Many enterprises are also looking at portable systems other than notebooks. Tablet PCs may be an alternative for many users, particularly those who need to work with large amounts of text or numeric data away from their desks. Tablets, which are designed to mimic the dimensions of a large paper notebook, include an operating system that lets users jot down information with a stylus. State-of-the-art PDAs are also gaining traction in many enterprises, thanks to their low cost, small size, wireless connectivity and miserly power consumption.
A New Look
As the design of PCs changes, an emerging display technology is poised to provide better viewing. Organic light emitting diodes (OLEDs) promise to revolutionise both desktop and mobile systems by offering ultra-thin, bright and colourful displays without the need for space-hogging and power-consuming backlighting.
OLEDs are already popping up on a few mobile devices. Eastman Kodak, for example, has released a digital camera, the EasyShare LS633, that features an OLED preview screen. Future OLED panels could find homes on products ranging from desktop and notebook PCs to PDAs to smart phones and a wide array of office and consumer appliances. In fact, the displays are thin and light enough to be plastered onto a wall like wallpaper or even sewn into clothing.
Still, despite recent technical advances, OLEDs won't reach PC users in meaningful numbers this year.
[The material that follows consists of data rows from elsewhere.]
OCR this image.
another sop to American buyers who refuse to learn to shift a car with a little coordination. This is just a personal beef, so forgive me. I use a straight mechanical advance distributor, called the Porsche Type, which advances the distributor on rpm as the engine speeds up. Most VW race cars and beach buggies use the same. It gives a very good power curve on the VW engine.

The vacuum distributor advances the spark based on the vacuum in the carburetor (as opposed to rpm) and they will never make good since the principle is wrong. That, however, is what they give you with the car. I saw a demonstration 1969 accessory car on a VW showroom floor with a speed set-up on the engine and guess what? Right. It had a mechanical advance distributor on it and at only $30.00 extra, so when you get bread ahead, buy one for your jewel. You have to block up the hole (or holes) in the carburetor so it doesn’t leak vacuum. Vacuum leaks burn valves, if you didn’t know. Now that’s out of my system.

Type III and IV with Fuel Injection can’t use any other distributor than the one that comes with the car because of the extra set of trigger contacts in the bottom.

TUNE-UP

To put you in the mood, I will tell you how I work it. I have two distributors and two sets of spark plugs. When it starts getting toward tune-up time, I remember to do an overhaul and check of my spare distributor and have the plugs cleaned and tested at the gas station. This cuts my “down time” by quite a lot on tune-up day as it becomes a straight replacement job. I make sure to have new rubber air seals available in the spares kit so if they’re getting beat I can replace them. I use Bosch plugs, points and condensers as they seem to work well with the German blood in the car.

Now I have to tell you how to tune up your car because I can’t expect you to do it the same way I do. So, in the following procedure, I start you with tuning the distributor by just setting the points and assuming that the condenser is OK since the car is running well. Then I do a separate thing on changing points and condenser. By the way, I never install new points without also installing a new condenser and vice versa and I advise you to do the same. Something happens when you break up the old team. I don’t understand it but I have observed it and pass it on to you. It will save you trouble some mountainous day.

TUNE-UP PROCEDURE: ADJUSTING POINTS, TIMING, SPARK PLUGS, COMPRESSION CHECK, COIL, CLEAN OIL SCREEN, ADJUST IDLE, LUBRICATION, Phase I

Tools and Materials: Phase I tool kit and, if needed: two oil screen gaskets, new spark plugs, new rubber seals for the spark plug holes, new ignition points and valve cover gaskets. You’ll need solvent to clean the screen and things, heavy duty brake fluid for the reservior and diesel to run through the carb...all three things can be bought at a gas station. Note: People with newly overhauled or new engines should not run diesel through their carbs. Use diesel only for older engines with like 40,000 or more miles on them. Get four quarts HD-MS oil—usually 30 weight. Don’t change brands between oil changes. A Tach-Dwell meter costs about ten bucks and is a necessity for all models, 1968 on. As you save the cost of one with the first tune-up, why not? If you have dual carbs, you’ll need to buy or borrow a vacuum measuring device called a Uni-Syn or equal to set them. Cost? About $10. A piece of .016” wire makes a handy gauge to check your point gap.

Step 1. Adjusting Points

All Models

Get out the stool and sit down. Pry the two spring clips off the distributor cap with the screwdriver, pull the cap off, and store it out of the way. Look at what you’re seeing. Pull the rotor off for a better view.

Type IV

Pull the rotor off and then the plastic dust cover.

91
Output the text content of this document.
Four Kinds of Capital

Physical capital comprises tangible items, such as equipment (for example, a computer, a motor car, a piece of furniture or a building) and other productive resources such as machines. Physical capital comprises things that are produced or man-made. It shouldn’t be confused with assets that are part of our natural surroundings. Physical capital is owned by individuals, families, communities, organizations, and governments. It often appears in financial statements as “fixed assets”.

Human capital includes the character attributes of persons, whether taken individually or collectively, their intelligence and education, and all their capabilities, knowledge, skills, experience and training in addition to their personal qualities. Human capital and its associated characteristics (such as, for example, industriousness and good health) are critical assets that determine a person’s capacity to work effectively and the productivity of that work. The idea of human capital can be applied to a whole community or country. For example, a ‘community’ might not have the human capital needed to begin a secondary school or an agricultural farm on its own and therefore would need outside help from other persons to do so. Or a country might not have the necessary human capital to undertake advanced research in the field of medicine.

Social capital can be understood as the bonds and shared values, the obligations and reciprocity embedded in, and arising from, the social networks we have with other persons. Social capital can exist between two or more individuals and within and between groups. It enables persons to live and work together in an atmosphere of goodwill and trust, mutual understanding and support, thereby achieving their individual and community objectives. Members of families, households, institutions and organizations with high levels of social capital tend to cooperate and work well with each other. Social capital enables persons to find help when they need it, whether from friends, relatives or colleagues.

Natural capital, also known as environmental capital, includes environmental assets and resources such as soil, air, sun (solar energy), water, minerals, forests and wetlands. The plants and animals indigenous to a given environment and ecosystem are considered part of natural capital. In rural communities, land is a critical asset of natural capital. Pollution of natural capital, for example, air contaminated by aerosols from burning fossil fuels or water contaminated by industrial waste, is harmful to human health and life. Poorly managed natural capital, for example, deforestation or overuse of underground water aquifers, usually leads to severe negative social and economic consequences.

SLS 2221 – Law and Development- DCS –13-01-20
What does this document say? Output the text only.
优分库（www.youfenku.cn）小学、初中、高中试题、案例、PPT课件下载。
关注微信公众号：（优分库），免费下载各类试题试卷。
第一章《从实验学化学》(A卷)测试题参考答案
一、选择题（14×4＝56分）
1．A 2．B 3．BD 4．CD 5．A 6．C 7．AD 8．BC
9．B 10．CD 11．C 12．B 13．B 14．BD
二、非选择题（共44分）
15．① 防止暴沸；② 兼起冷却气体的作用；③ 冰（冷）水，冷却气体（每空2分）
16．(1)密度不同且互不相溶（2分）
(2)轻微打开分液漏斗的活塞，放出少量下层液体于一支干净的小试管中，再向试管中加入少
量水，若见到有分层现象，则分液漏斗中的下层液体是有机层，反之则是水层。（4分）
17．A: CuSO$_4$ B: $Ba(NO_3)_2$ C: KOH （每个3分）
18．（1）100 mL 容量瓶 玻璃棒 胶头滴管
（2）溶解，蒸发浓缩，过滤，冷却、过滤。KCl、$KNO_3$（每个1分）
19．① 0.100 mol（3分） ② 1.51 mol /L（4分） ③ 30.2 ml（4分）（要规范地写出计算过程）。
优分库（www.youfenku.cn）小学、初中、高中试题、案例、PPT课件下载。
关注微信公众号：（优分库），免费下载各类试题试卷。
That's because researchers have yet to develop screens that are larger than a few inches in diameter at a price point that's even remotely competitive with liquid crystal display technology. "We're still a long way off from OLED in a laptop," says Sam Bhavnani, a senior mobile computing analyst at competitive analysis company ARS. "You might start to see 10-inch or maybe a 12-inch [screen] in the beginning of 2005, at best."
But while OLED is a ways out, wireless is here now. Wireless hot spots are springing up everywhere from corporate offices to McDonald's restaurants, and PC vendors are beginning to incorporate the technology into their systems. Just as LAN ports became a standard item on most office desktops several years ago, wireless support is becoming so ingrained that it's even trickling down to the processor level. Intel's new mobile-oriented Centrino processor, for example, supplies built-in wireless support.
Beyond 802.11b, additional 802.11x standards promise to make wireless communications faster and more efficient. Already available, 802.11a supports data rates of up to 54Mbps. Widespread adoption, however, has been hampered by incompatibility with 802.11b technology (the standards use different frequency ranges). Bridging the gap is 802.11g, which provides 802.11a-level data rates along with full 802.11b backward compatibility. The first 802.11g products started appearing in 2003, and the market is expected to expand dramatically in 2004.
Within the next year or two, support will likely begin appearing for 802.11f, which provides interoperability between access points manufactured by various vendors, enabling portable device users to roam seamlessly between networks. And the alphabet soup doesn't stop there. An array of additional 802.11x standards, covering everything from quality of service (802.11e) to security (802.11i) to network performance and management (802.11k), are also expected to enter the mainstream during the next three years.